Where’s Nunavut’s new cash coming from?


For the cash-strapped government of Nunavut, it will arrive at an opportune time – an estimated $200 to $300 million in new money from Ottawa over the next five to six years.

Officials caution that their estimates are subject to change.

But based on what they know now, this is what Nunavut expects to get and where it will come from:

Next months’s formula financing deal

* $188 million over six years – through a revamped formula financing agreement. This is the lowest possible estimate, based on the federal government’s first offer, made Sept. 13. The deal, on territorial financing and provincial equalization payments, is to be finalized Oct. 26.

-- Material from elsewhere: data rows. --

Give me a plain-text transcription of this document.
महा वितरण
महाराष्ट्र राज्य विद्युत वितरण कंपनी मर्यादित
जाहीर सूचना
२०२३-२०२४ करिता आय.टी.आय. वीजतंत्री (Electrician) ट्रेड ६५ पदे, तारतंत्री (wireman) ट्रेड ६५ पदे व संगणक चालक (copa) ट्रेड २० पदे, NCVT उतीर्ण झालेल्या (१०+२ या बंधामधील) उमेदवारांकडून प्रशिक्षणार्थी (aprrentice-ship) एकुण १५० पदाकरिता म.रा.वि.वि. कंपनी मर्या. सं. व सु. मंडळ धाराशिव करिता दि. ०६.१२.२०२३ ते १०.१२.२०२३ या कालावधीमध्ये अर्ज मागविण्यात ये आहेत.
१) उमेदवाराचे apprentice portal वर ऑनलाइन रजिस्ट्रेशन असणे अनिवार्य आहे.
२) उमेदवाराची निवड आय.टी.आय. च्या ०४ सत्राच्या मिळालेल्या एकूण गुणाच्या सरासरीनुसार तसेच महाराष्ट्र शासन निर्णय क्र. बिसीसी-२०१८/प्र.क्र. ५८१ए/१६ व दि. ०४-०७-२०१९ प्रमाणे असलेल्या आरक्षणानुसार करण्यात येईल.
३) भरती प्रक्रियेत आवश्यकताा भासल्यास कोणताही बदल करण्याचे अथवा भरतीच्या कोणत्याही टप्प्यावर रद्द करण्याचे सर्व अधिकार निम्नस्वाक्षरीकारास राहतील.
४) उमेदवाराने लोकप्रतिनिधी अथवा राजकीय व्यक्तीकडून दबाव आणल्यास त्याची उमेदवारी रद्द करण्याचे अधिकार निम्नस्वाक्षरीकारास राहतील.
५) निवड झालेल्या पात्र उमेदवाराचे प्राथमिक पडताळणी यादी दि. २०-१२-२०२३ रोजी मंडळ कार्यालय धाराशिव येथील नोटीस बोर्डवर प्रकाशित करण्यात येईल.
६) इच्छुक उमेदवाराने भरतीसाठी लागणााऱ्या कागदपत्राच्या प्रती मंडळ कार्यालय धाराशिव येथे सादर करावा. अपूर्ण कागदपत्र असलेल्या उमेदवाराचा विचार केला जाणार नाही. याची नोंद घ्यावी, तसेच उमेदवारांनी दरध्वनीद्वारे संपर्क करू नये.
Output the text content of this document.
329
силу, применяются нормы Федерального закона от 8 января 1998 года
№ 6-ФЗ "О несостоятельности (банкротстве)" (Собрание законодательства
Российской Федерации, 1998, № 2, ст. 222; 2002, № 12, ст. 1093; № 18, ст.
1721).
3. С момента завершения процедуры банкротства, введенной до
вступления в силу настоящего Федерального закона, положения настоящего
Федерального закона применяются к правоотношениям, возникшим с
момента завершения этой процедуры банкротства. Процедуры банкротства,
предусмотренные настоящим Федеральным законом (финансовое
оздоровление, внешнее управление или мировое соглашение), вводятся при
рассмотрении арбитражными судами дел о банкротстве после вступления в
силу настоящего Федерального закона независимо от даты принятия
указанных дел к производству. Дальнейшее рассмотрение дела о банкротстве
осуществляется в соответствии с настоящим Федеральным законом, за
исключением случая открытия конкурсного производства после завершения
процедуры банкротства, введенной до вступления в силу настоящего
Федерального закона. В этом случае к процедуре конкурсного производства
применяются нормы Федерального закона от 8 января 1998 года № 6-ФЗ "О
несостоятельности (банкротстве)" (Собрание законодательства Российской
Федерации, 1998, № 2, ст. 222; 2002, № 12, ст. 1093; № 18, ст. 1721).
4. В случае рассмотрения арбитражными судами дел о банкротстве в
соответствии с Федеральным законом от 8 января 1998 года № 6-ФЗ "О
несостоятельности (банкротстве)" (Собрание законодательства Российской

Last week’s health care deal

* $50 million over five years – through a federal commitment to pay half of Nunavut’s medical travel costs. Again this is the lowest possible estimate – it could rise if medical travel in Nunavut gets more expensive.
* $21.7 over five years – through Nunavut’s share of a new territorial health reform fund.
* $17 million over six years – through Nunavut’s estimated share of increases to the Canada Health Transfer, calculated on a per capita basis.

Last week’s aboriginal health fund

* Value to Nunavut unknown – through Nunavut’s share of $700 million in new funding for aboriginal health programs announced by Paul Martin on the morning of Sept. 13. The exact amounts of money flowing to Nunavut will depend on the funding proposals that the GN will make, mostly in co-operation with organizations such as Nunavut Tunngavik Inc.